BVIs get full marks for their transparency efforts

When the British Virgin Islands signed its first Tax Information Exchange Agreement (TIEA) with the United States in 2002, it began a long process that involved taking a long, hard look at how its financial institutions dealt with potential fraudsters and tax evaders.

With the Organization for Economic and Co-operation Development’s drive for a cleaner, safer and fairer world economy, the small group of islands realised which way the wind was blowing – and changed its behaviour accordingly. The British Virgin Islands quickly realised being whiter than white, and being seen to be whiter than white, were essential characteristics for any modern international financial centre.

The British Virgin Islands now have 17 TIEAs in place, and are at least in talks with every OECD member country about bringing new agreements into force.

A TIEA involves giving the tax authorities of another country the authority to access information about an individual or corporation, if they have reasonable grounds to suspect foul play. However, rather than authorising general “fishing trips” to see whether any information about criminals can be unearthed, the foreign tax authorities must have genuine grounds about specific individuals in order to gain access to their information. Such checks and balances go some way towards preserving individuals’ privacy.

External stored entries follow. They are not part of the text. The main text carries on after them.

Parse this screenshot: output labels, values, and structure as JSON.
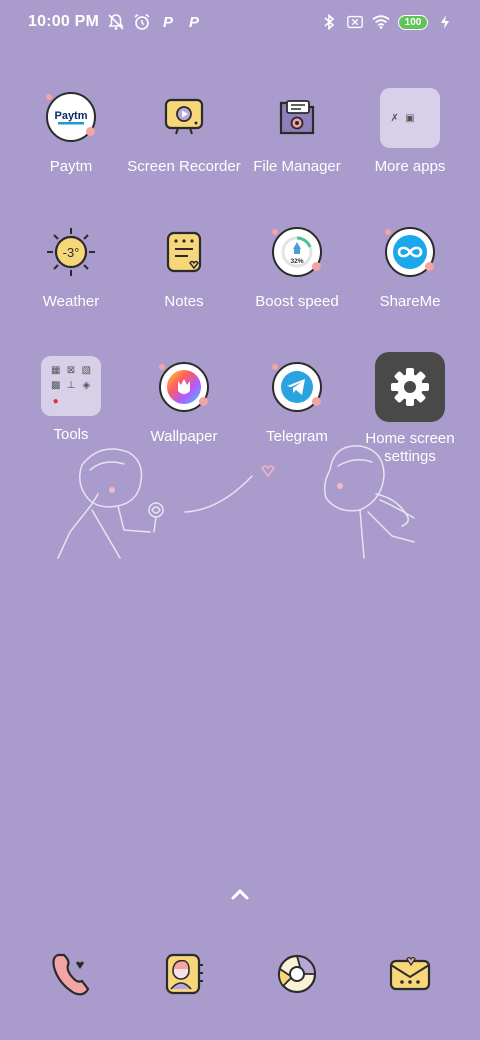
{
  "status_bar": {
    "time": "10:00 PM",
    "left_icons": [
      "notifications-off-icon",
      "alarm-icon",
      "paytm-p-icon",
      "paytm-p-icon"
    ],
    "p_glyph": "P",
    "right_icons": [
      "bluetooth-icon",
      "no-sim-icon",
      "wifi-icon",
      "battery-icon",
      "charging-icon"
    ],
    "battery_level": "100"
  },
  "apps": [
    {
      "label": "Paytm",
      "icon": "paytm-icon",
      "icon_text": "Paytm"
    },
    {
      "label": "Screen Recorder",
      "icon": "screen-recorder-icon"
    },
    {
      "label": "File Manager",
      "icon": "file-manager-icon"
    },
    {
      "label": "More apps",
      "icon": "folder-icon"
    },
    {
      "label": "Weather",
      "icon": "weather-icon",
      "icon_text": "-3°"
    },
    {
      "label": "Notes",
      "icon": "notes-icon"
    },
    {
      "label": "Boost speed",
      "icon": "boost-speed-icon",
      "icon_text": "32%"
    },
    {
      "label": "ShareMe",
      "icon": "shareme-icon"
    },
    {
      "label": "Tools",
      "icon": "folder-icon"
    },
    {
      "label": "Wallpaper",
      "icon": "wallpaper-icon"
    },
    {
      "label": "Telegram",
      "icon": "telegram-icon"
    },
    {
      "label": "Home screen settings",
      "icon": "gear-icon"
    }
  ],
  "dock": [
    "phone-icon",
    "contacts-icon",
    "browser-icon",
    "messages-icon"
  ],
  "colors": {
    "background": "#a99bcb",
    "battery": "#61c45a",
    "heart": "#f2a5a5",
    "settings_tile": "#494949"
  }
}
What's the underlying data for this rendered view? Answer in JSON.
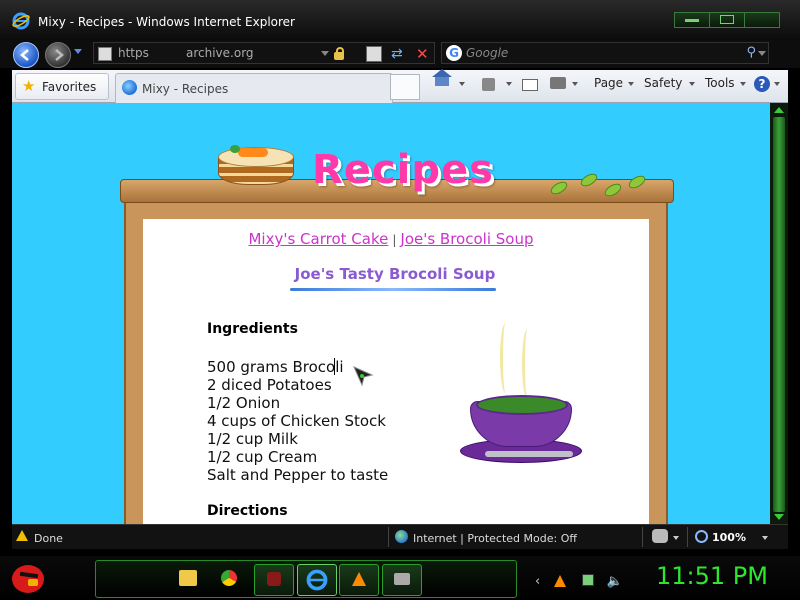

Now that the TIEA programme is well under way, the OECD has rolled out a Peer Review system, in which the British Virgin Islands is now participating, which means that it passes comments and judgements about the effectiveness of other states’ tax exchange measures.

From the point of view of the individual investor, very little will change on a day to day basis. Given that banks and insurance companies are already au fait with money laundering “know your customer” requirements, anyone whose investments are above board should not notice any different in how their bank or investment house will treat them.